Print this page

Meraih mimpi di BEC (Basic English Course)

Sekali mengayuh dayung dua tiga pulau terlampaui, seperti itulah pribahasa yang mungkin sesuai dengan apa yang dialami oleh Maruslang Tochewae, seorang siswa BEC CTC 134 JJA 2016 yang berasal dari Thailand. 

Ruslan, sapaan akrab yang biasa dipanggil oleh teman-temannya memilki semangat juang dan target yang tinggi untuk belajar di BEC, karena  Ruslan hanya memiliki sisa waktu 6 bulan untuk belajar di Indonesia. Dari tempat dia tinggal (Thailand), dia diberi waktu 2 tahun untuk menuntut ilmu di perguruan tinggi Universitas Muhammadiyah Malang (UMM)  Jawa Timur dengan mengejar gelar S2. Akan tetapi Ruslan ketika masih berada di negaranya, dia pernah mendengar kursus bahasa Inggris yang bagus dari teman-temannya yang sudah pernah belajar di Kampung Inggris Pare. Teman-temannya-pun menganjurkan Ruslan untuk belajar di BEC, dikarenakan pembelajaran di BEC dimulai dari yang Basic (dasar) bagi pemula yang mau belajar. 

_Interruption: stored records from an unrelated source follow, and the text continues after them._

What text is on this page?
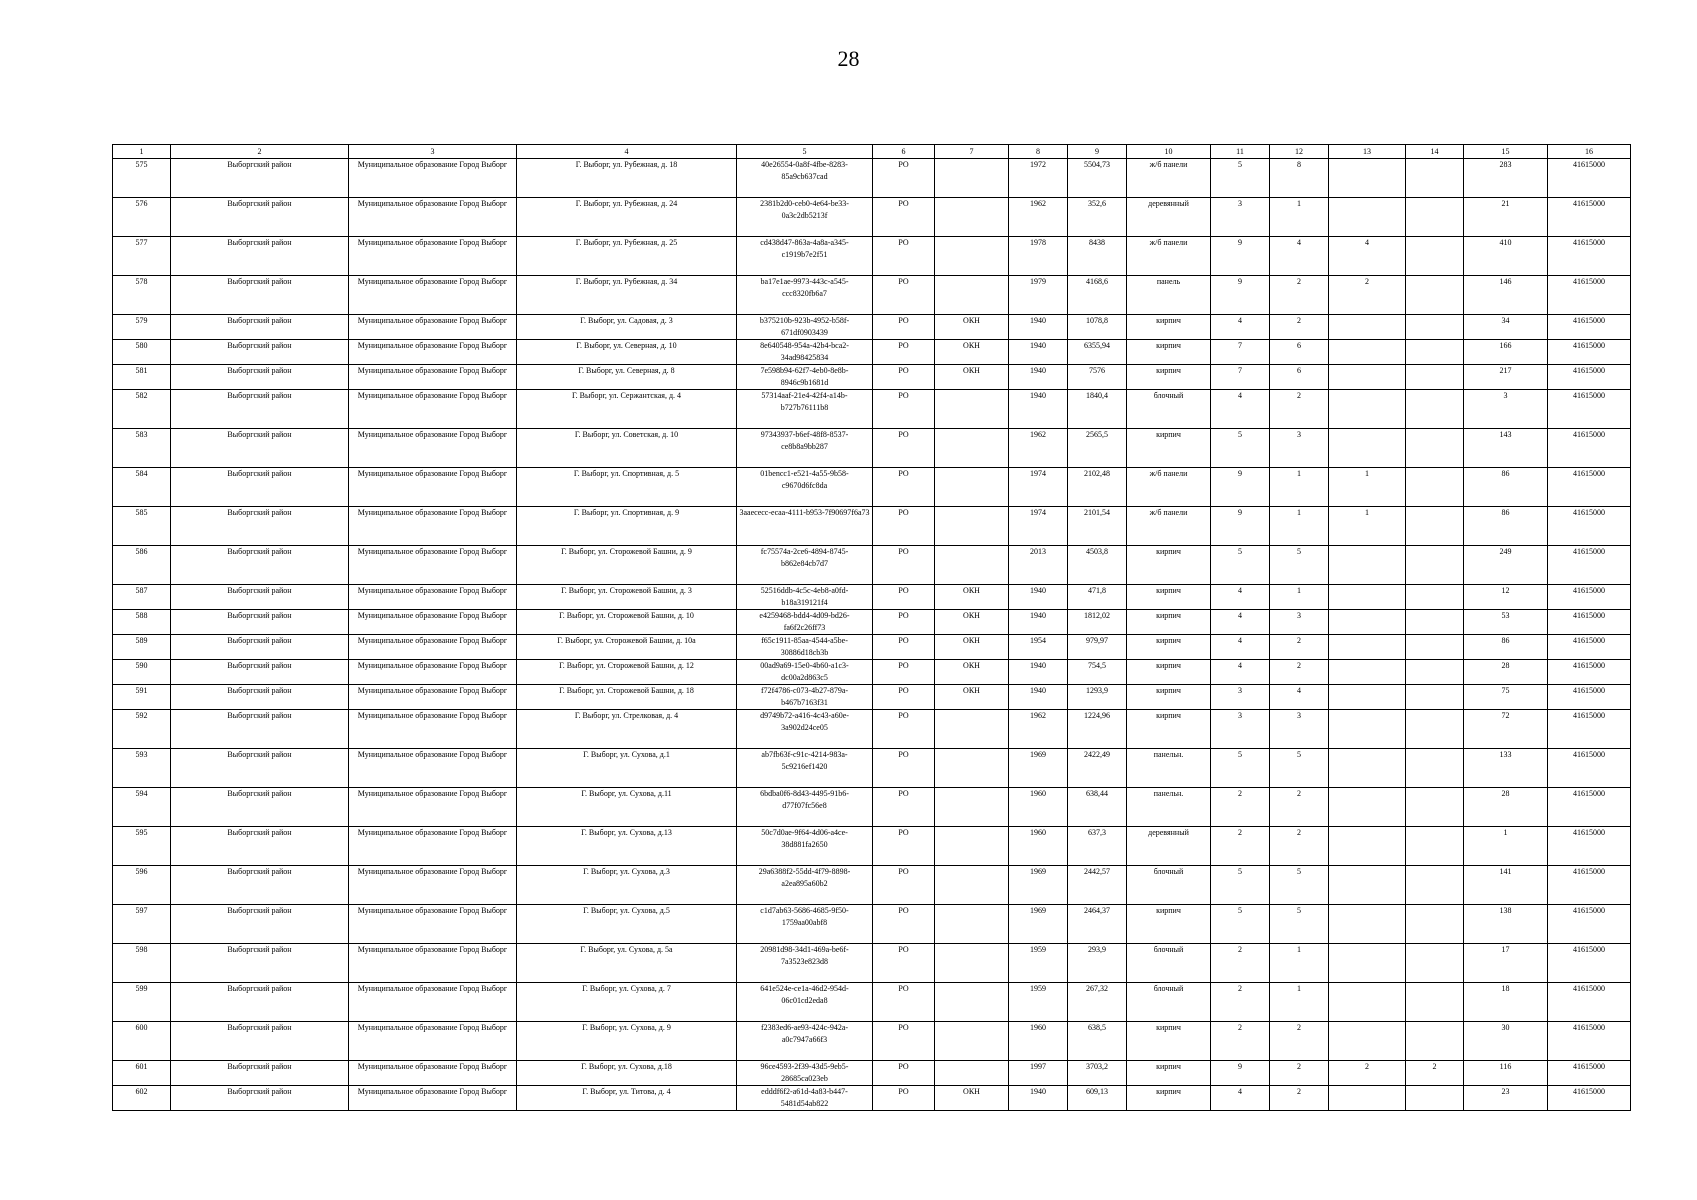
28
1	2	3	4	5	6	7	8	9	10	11	12	13	14	15	16
575	Выборгский район	Муниципальное образование Город Выборг	Г. Выборг, ул. Рубежная, д. 18	40e26554-0a8f-4fbe-8283-85a9cb637cad	РО		1972	5504,73	ж/б панели	5	8			283	41615000
576	Выборгский район	Муниципальное образование Город Выборг	Г. Выборг, ул. Рубежная, д. 24	2381b2d0-ceb0-4e64-be33-0a3c2db5213f	РО		1962	352,6	деревянный	3	1			21	41615000
577	Выборгский район	Муниципальное образование Город Выборг	Г. Выборг, ул. Рубежная, д. 25	cd438d47-863a-4a8a-a345-c1919b7e2f51	РО		1978	8438	ж/б панели	9	4	4		410	41615000
578	Выборгский район	Муниципальное образование Город Выборг	Г. Выборг, ул. Рубежная, д. 34	ba17e1ae-9973-443c-a545-ccc8320fb6a7	РО		1979	4168,6	панель	9	2	2		146	41615000
579	Выборгский район	Муниципальное образование Город Выборг	Г. Выборг, ул. Садовая, д. 3	b375210b-923b-4952-b58f-671df0903439	РО	ОКН	1940	1078,8	кирпич	4	2			34	41615000
580	Выборгский район	Муниципальное образование Город Выборг	Г. Выборг, ул. Северная, д. 10	8e640548-954a-42b4-bca2-34ad98425834	РО	ОКН	1940	6355,94	кирпич	7	6			166	41615000
581	Выборгский район	Муниципальное образование Город Выборг	Г. Выборг, ул. Северная, д. 8	7e598b94-62f7-4eb0-8e8b-8946c9b1681d	РО	ОКН	1940	7576	кирпич	7	6			217	41615000
582	Выборгский район	Муниципальное образование Город Выборг	Г. Выборг, ул. Сержантская, д. 4	57314aaf-21e4-42f4-a14b-b727b76111b8	РО		1940	1840,4	блочный	4	2			3	41615000
583	Выборгский район	Муниципальное образование Город Выборг	Г. Выборг, ул. Советская, д. 10	97343937-b6ef-48f8-8537-ce8b8a9bb287	РО		1962	2565,5	кирпич	5	3			143	41615000
584	Выборгский район	Муниципальное образование Город Выборг	Г. Выборг, ул. Спортивная, д. 5	01bencc1-e521-4a55-9b58-c9670d6fc8da	РО		1974	2102,48	ж/б панели	9	1	1		86	41615000
585	Выборгский район	Муниципальное образование Город Выборг	Г. Выборг, ул. Спортивная, д. 9	3aaececc-ecaa-4111-b953-7f90697f6a73	РО		1974	2101,54	ж/б панели	9	1	1		86	41615000
586	Выборгский район	Муниципальное образование Город Выборг	Г. Выборг, ул. Сторожевой Башни, д. 9	fc75574a-2ce6-4894-8745-b862e84cb7d7	РО		2013	4503,8	кирпич	5	5			249	41615000
587	Выборгский район	Муниципальное образование Город Выборг	Г. Выборг, ул. Сторожевой Башни, д. 3	52516ddb-4c5c-4eb8-a0fd-b18a319121f4	РО	ОКН	1940	471,8	кирпич	4	1			12	41615000
588	Выборгский район	Муниципальное образование Город Выборг	Г. Выборг, ул. Сторожевой Башни, д. 10	e4259468-bdd4-4d09-bd26-fa6f2c26ff73	РО	ОКН	1940	1812,02	кирпич	4	3			53	41615000
589	Выборгский район	Муниципальное образование Город Выборг	Г. Выборг, ул. Сторожевой Башни, д. 10а	f65c1911-85aa-4544-a5be-30886d18cb3b	РО	ОКН	1954	979,97	кирпич	4	2			86	41615000
590	Выборгский район	Муниципальное образование Город Выборг	Г. Выборг, ул. Сторожевой Башни, д. 12	00ad9a69-15e0-4b60-a1c3-dc00a2d863c5	РО	ОКН	1940	754,5	кирпич	4	2			28	41615000
591	Выборгский район	Муниципальное образование Город Выборг	Г. Выборг, ул. Сторожевой Башни, д. 18	f72f4786-c073-4b27-879a-b467b7163f31	РО	ОКН	1940	1293,9	кирпич	3	4			75	41615000
592	Выборгский район	Муниципальное образование Город Выборг	Г. Выборг, ул. Стрелковая, д. 4	d9749b72-a416-4c43-a60e-3a902d24ce05	РО		1962	1224,96	кирпич	3	3			72	41615000
593	Выборгский район	Муниципальное образование Город Выборг	Г. Выборг, ул. Сухова, д.1	ab7fb63f-c91c-4214-983a-5c9216ef1420	РО		1969	2422,49	панельн.	5	5			133	41615000
594	Выборгский район	Муниципальное образование Город Выборг	Г. Выборг, ул. Сухова, д.11	6bdba0f6-8d43-4495-91b6-d77f07fc56e8	РО		1960	638,44	панельн.	2	2			28	41615000
595	Выборгский район	Муниципальное образование Город Выборг	Г. Выборг, ул. Сухова, д.13	50c7d0ae-9f64-4d06-a4ce-38d881fa2650	РО		1960	637,3	деревянный	2	2			1	41615000
596	Выборгский район	Муниципальное образование Город Выборг	Г. Выборг, ул. Сухова, д.3	29a6388f2-55dd-4f79-8898-a2ea895a60b2	РО		1969	2442,57	блочный	5	5			141	41615000
597	Выборгский район	Муниципальное образование Город Выборг	Г. Выборг, ул. Сухова, д.5	c1d7ab63-5686-4685-9f50-1759aa00abf8	РО		1969	2464,37	кирпич	5	5			138	41615000
598	Выборгский район	Муниципальное образование Город Выборг	Г. Выборг, ул. Сухова, д. 5а	20981d98-34d1-469a-be6f-7a3523e823d8	РО		1959	293,9	блочный	2	1			17	41615000
599	Выборгский район	Муниципальное образование Город Выборг	Г. Выборг, ул. Сухова, д. 7	641e524e-ce1a-46d2-954d-06c01cd2eda8	РО		1959	267,32	блочный	2	1			18	41615000
600	Выборгский район	Муниципальное образование Город Выборг	Г. Выборг, ул. Сухова, д. 9	f2383ed6-ae93-424c-942a-a0c7947a66f3	РО		1960	638,5	кирпич	2	2			30	41615000
601	Выборгский район	Муниципальное образование Город Выборг	Г. Выборг, ул. Сухова, д.18	96ce4593-2f39-43d5-9eb5-28685ca023eb	РО		1997	3703,2	кирпич	9	2	2	2	116	41615000
602	Выборгский район	Муниципальное образование Город Выборг	Г. Выборг, ул. Титова, д. 4	edddf6f2-a61d-4a83-b447-5481d54ab822	РО	ОКН	1940	609,13	кирпич	4	2			23	41615000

Ruslan memilki mimpi yaitu ingin mendirikan kursus bahasa Inggris di negaranya, Thailand. Oleh karena itu dia mencoba mengatur waktu belajarnya selama 2 tahun itu digunakan tidak hanya untuk kuliah di perguruan tinggi tetapi juga bisa menimba ilmu di Kampung Inggris Pare tepatnya di BEC (Basic English Course). Dengan tekad dan niat yang kuat, akhirnya dia memberanikan diri untuk bertemu dengan dosen pembimbingnya dan membicarakan tentang masa kuliahnya yang ingin diselesaikan 1,5 tahun. Akhirnya dosen pembimbingnya memperbolehkan, tapi dia harus bersungguh-sungguh menyelesaikan tesisnya. Dan Alhamdulillah dalam jangka waktu 1,5 tahun dia bisa mendapatkan gelar S2 nya.

Selama 6 bulan ini Ruslan akan bersungguh-sungguh dalam belajar bahasa Inggris, tidak hanya materi yang dia pelajari tapi juga semua metode belajar dan mengajar yang diajarkan di BEC. Mudah-mudahan saya mendapatkan ilmu yang bermanfaat di BEC ini, jadi dengan semua yang saya pelajari disini khususnya bahasa Inggris tidak hanya bisa mewujudkan mimpi saya untuk mendirikan kursus bahasa Inggris tapi juga bahasa Inggris sebagai alat saya untuk melanjutkan sekolah ke jenjang tingkat selanjutnya yaitu S3,  tutur Ruslan.